Detail: EM Bayes Estimator
The EM Bayes Estimator fits a Bayes Parametric Model using the Expectation–Maximization (EM) algorithm. It is designed to handle situations with missing data and, where supported, latent structure more robustly than plain ML or Dirichlet estimation.
This estimator is available when the Parametric Model is a Bayes PM and the Estimator box offers EM-based options.
EM Bayes Estimator
Purpose
Estimate CPTs in the presence of missing values.
Provide improved parameter estimates for models with partially observed variables.
Use EM to alternate between:
E-step: computing expected sufficient statistics under current parameters.
M-step: updating parameters to maximize expected complete-data likelihood.
Inputs and requirements
Parametric Model: A Bayes PM.
Data:
May contain missing entries for some variables.
Variable names and states must still be consistent with the Bayes PM.

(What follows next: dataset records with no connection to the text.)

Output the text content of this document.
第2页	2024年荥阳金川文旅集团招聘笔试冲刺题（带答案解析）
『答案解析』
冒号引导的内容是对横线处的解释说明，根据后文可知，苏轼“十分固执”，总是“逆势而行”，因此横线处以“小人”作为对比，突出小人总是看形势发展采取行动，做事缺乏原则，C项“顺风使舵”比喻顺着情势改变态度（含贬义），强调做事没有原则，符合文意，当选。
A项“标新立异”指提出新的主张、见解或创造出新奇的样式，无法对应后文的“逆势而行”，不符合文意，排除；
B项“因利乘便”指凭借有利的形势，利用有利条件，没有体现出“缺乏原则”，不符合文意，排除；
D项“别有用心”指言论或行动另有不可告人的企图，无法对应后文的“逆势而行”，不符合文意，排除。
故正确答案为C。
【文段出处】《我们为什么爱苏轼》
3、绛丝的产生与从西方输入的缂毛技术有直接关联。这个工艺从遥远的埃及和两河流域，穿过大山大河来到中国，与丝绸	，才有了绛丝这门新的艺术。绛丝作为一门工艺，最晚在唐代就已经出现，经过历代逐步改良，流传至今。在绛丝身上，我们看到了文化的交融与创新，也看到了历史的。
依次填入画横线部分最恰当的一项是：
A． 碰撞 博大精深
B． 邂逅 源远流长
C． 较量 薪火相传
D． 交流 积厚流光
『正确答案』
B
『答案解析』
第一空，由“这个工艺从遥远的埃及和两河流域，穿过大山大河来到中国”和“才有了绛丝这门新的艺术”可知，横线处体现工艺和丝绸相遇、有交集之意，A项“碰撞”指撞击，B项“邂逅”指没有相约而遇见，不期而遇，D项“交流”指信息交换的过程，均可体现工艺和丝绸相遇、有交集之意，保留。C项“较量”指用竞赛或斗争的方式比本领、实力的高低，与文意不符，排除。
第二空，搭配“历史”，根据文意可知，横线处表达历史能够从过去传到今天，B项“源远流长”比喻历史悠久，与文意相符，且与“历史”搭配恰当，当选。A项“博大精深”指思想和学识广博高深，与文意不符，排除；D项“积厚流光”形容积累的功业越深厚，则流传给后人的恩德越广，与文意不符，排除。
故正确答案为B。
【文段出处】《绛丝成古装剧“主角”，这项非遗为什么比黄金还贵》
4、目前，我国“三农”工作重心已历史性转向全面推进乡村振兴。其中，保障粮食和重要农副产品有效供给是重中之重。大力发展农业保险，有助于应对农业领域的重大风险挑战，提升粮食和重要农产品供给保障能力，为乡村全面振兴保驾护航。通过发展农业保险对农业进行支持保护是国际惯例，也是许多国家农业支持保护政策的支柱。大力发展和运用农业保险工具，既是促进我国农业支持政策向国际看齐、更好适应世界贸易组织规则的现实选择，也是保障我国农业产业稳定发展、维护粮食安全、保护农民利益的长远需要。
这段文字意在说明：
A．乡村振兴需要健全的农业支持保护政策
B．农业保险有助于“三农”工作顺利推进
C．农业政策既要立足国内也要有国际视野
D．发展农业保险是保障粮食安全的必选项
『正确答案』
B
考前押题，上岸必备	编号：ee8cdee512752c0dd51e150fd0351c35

EM settings (when exposed in the GUI), such as:
Maximum number of iterations.
Convergence tolerance for changes in log-likelihood.
Initialization scheme (e.g., random start or ML/Dirichlet warm start).
How it works (conceptually)
Initialize CPT parameters (e.g., randomly or using ML/Dirichlet).
E-step:
Given current parameters, compute expected counts for each CPT entry, integrating over missing values using the current model.
M-step:
Update CPT entries using the expected counts (e.g., normalized to sum to 1).
Repeat E–M steps until:
Convergence (change in log-likelihood below tolerance), or
Maximum iterations reached.
Output
A fitted Bayes model:
CPT entries reflect EM-based estimates that account for missing data.
Optionally, the final log-likelihood, number of iterations, and convergence status.
Can be saved as an Instantiated Model and used for:
Simulation,
Inference,
or comparison with other estimators.
Tips and common issues
EM can converge to local optima; different initializations may give different solutions.
If EM fails to converge:
Increase the maximum number of iterations.
Relax the convergence tolerance.
Simplify the model or inspect data for severe missingness patterns.
EM may be slower than ML or Dirichlet estimation, especially for larger networks or heavily missing data.